Les soirs même de dimanche, en cet Arsenal toujours gracieux et embelli, s’il s’oublie quelquefois, comme par mégarde, à causer et à rajeunir, si, debout à la cheminée, il s’engage en un attachant récit qui ne va plus cesser, à mesure que sa parole élégante et flexible se déroule, écoutez, assistez ! Voyez-vous cette organisation puissante qui a faibli, comme elle se rehausse aux souvenirs ! l’œil s’éclaire, la voix monte, le geste lui-même, à peine sorti de sa longue indolence, est éloquent. Je me figure un Vergniaud qui cause.

Dans le Nodier d’aujourd’hui, à travers la fatigue, il y a encore par accès du montagnard élancé à haute et large poitrine, de même que dans celui d’autrefois et jusqu’en sa pleine force, on dut entrevoir toujours quelque chose de ce qui a promptement fléchi. Les Francs-Comtois transplantés ne sont-ils pas volontiers comme cela ?

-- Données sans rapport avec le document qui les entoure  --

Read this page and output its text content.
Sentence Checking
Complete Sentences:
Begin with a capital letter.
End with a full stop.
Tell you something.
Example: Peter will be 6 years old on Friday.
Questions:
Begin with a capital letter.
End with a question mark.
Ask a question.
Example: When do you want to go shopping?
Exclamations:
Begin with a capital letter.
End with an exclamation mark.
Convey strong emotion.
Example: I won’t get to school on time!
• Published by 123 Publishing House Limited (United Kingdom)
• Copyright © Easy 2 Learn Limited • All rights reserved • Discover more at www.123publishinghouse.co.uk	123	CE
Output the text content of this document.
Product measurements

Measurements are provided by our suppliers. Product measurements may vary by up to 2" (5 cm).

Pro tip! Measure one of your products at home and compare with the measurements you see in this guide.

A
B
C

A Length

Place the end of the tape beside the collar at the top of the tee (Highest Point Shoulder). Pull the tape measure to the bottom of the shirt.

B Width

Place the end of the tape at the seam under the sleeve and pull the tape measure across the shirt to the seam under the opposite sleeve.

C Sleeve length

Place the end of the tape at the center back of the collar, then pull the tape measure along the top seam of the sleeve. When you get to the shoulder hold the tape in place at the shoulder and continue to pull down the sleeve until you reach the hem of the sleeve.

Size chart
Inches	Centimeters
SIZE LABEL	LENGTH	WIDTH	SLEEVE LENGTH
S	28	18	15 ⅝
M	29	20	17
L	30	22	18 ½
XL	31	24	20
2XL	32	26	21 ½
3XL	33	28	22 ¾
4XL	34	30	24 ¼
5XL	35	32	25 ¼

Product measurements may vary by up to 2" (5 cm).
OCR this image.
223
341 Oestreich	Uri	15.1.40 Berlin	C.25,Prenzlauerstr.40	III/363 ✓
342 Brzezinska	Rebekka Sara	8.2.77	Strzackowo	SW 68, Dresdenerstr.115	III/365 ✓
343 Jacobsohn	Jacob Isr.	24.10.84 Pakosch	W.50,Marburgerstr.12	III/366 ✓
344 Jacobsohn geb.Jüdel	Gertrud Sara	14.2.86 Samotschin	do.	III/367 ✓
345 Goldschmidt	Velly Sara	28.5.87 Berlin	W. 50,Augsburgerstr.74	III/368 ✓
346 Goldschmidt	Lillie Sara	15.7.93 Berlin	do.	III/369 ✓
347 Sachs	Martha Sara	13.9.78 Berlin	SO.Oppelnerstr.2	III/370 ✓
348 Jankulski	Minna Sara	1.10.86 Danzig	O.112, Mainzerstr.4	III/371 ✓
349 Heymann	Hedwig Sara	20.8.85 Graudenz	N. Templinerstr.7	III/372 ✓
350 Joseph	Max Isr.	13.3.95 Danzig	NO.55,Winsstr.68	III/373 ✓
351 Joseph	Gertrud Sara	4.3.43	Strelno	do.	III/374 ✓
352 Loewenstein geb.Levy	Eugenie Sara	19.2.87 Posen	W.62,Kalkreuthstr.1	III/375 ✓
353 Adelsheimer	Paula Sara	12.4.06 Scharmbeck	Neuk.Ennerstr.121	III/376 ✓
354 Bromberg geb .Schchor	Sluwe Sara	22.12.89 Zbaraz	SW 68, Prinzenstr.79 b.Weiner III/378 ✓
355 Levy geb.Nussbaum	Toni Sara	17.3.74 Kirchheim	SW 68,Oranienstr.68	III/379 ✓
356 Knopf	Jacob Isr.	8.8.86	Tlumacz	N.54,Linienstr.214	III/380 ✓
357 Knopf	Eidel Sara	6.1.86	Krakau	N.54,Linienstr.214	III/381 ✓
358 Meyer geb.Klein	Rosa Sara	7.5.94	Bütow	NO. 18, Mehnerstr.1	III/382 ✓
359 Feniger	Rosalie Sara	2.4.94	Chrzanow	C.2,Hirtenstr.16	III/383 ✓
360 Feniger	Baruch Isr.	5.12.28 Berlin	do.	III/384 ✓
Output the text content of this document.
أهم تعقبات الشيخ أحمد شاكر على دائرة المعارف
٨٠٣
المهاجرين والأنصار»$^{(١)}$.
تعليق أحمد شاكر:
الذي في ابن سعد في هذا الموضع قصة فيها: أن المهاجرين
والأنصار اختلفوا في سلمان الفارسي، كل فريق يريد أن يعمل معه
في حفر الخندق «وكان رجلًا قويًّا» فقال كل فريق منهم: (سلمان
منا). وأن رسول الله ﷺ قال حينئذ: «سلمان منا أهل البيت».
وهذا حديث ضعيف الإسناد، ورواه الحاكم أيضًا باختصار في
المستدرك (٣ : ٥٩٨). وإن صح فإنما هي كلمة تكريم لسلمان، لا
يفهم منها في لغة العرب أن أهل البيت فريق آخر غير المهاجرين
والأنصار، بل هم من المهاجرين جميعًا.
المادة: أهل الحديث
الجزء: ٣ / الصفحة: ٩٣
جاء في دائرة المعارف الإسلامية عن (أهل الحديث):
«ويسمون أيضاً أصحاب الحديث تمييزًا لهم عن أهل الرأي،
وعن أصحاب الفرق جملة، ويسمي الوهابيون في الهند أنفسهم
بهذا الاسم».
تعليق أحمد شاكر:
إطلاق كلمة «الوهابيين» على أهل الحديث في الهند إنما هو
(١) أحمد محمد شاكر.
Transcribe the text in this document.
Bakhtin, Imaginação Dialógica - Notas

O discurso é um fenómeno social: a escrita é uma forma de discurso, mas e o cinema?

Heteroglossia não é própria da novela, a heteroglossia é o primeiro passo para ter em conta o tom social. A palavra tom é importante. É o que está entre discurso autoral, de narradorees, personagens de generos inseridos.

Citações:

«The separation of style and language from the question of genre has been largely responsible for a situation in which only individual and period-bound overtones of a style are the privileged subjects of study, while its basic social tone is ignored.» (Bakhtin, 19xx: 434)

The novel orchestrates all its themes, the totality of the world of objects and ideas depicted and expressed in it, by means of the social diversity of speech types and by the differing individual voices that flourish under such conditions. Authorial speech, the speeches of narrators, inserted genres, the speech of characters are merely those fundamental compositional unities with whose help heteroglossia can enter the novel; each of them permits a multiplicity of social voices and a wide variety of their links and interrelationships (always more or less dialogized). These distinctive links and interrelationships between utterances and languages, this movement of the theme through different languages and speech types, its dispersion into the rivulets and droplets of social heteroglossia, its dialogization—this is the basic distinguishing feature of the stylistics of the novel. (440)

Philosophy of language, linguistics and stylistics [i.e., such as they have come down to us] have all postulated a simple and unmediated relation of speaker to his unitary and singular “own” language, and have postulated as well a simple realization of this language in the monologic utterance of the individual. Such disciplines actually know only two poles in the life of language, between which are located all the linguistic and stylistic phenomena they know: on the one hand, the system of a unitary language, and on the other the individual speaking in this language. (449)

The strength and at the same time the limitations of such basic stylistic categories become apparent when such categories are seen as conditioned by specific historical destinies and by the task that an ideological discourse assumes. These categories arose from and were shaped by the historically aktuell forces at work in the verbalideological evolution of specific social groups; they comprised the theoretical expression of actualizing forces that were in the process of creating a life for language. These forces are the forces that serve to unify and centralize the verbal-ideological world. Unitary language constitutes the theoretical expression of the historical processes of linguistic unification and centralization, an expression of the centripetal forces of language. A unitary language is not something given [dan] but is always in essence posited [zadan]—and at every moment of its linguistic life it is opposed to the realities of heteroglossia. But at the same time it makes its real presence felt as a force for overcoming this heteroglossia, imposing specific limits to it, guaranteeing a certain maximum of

Quoi qu’il en soit, lui, il était tel lorsque ses premiers séjours à Paris agrandirent sous ses pas bondissans le cercle des aventures. J’ajourne pour un instant les échappées politiques : littérairement on le possède dès ce moment-là, d’une manière complète et circonstanciée, dans quelques petits ouvrages de lui qui furent conçus sous ces coups de soleil ardens, sous ces premières lunes sanglantes et bizarres.

Le Peintre de Saltzbourg, journal des émotions d’un cœur souffrant, suivi des Méditations du cloître, 1803.

Le dernier Chapitre de mon Roman, 1803.

Essais d’un jeune Barde, 1804.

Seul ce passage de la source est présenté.